Papai dormiu. Por muito tempo, no entanto, ouvi o nheconheco da cama velha. São poucas as horas em que ele fecha os olhos e se deixa levar por Morpheus. Mas desde o dia que me matou acho que o Deus do Sonho desistiu dele. Assim como todo o resto. Então, meu pai não me matou assim do jeito que você pensa. Minha tia que gosta de falar dessa forma para machucá-lo. Não sei porque falei assim também. Você pode pensar mal do meu paizinho. Desculpe, assim como ele, às vezes não penso no que digo e acabo sendo cruel…

Papai sempre cometeu muitos erros em sua vida. Muitos. Isso não significa dizer que ele é uma pessoa do mal.Talvez incapaz em alguns momentos. Incapaz de lidar com fatos, verdades e seus próprios defeitos. Temperamental. Nunca fugiu de brigas, nunca manteve a boca fechada quando preciso, nunca deixou de acreditar…

Ele era o meu herói…

Papai ao meu lado se transformava. As marcas de tensão de sua testa sumiam. O sorriso era fácil. “Meu tesouro!”, era o que dizia antes de me fazer girar, girar, girar. E a minha gargalhada deixava no coração do papai uma marca de eternidade como aquelas histórias bonitas que lia. Assim foi por anos. Mesmo longe da minha mãe, ele estava presente o tempo todo na minha vida. Aliás, mamãe foi outro erro em sua vida. Papai, de fato, nunca amou mamãe. Eu nasci, ele não suportou a mentira que vivia com ela e se foi. Não me deixou, no entanto. Mamãe atazanou papai muito depois disso. Vovó, titia, também. Elas queriam enlouquecer papai…

conseguiram…

Na noite anterior à minha morte, papai me abraçou forte e chorou como eu nunca vira antes. Papai não chora, eu pensava. Papai é forte, eu pensava. Papai chorava, papai era fraco. Aí o universo se fez verdadeiro na minha cabecinha de 10 anos. Ali naquele momento, descobri que precisava ser uma mulher de verdade porque ia cuidar do meu paizinho cansado de guerra. Minha inocência acabava ali. Hora de crescer.

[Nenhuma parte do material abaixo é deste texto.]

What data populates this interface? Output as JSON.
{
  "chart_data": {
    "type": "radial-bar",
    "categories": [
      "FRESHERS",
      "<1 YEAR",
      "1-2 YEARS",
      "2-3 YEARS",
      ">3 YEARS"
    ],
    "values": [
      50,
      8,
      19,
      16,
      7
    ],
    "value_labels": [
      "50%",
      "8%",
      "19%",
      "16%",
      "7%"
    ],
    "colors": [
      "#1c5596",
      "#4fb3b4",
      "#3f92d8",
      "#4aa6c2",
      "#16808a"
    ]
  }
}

Antes, no entanto, houve Sophia. Houve Sophia e papai. Houve paz. Papai ali com Sophia parecia papai comigo. Sorriso fácil. Rosto de menino. Barba feita todas as manhãs. Havia uma outra mulher na vida de papai além de mim. Eu estava feliz com isso. Sophia estava começando tudo de novo. Quando viu papai pela primeira vez, Sophia ficou vermelha de vergonha. Juro, ouvi o coração de Sophia batendo como nunca. Papai também… Gostava de ver a cara de bobo dele.

Mas tudo mudou…como tudo muda. Papai chorou e eu não virei mulher…

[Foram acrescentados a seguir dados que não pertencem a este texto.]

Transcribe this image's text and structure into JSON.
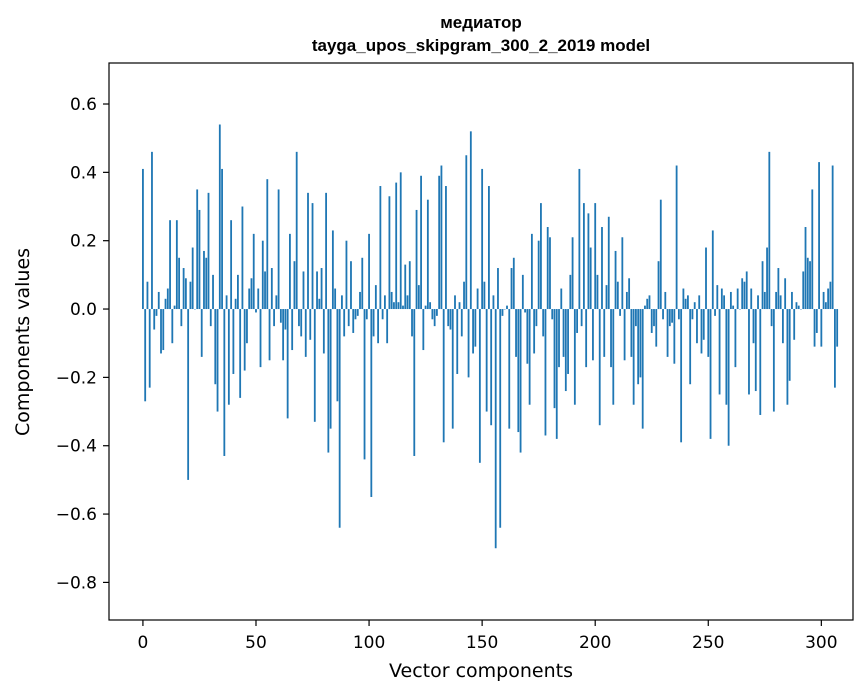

Havia cheiro de chuva forte no ar. Meu paizinho me ensinou a sentir esse cheiro. Lá longe, as nuvens já se agrupavam escuras e nervosas. Arrepiou meu coração quando vi aquela cena. Mais do que isso, mamãe dizia muitas bobagens dessa vez. Não sabia para quem. Demorei para sair daquele sono até perceber que quem gritava junto com ela era meu pai. Coisas tão tristes foram ditas, tão tristes… Pela primeira vez em minha vida, senti que perderia meu pai para sempre. Não podia deixar isso acontecer…

Papai era instável, perdia a paciência com a família da minha mãe com facilidade. Desta vez, elas mexeram de fato com papai. Ele se segurou para não bater em mamãe. Saiu. Bateu a porta como tantas vezes fizera antes. Entrou no carro.

E acelerou….

acelerou…

acelerou…

acelerou…

acelerou…

acelerou…

acelerou….

e …

tummmmmmmm….

O mundo girou. Por pouco, papai não se foi para sempre. Bom, de certa forma, ele se foi…

Papai sentiu o sangue escorrendo por sua testa, mas percebeu que havia algo a mais naquela cena. Primeiro, um ursinho cor-de-rosa. O mundo girou novamente. Depois, o maior de todos os seus erros se fez presente: meu rostinho no meio das ferragens. Minha testa machucada do lado direito… Tanto sangue sujou a roupinha que ele tinha me dado. O mundo girou novamente. Tanta coisa se perdeu em vermelho… Tanta coisa….

Não sei como ele saiu do carro e nem como ele me tirou de lá…

…eu não deixaria ele ir embora sem mim.

Papai caminhou horas com seu tesouro sem vida no colo. Horas. Não havia mais nada dentro dele quando as pedras voaram em sua direção.

Sophia o defendeu.

Papai a expulsou de sua vida, como fizera com todo o resto…

Papai não quer piedade, nem perdão…

Papai comete muitos erros…

Papai não é perfeito…

Enfim, e nesse mundo de meu Deus, quem é?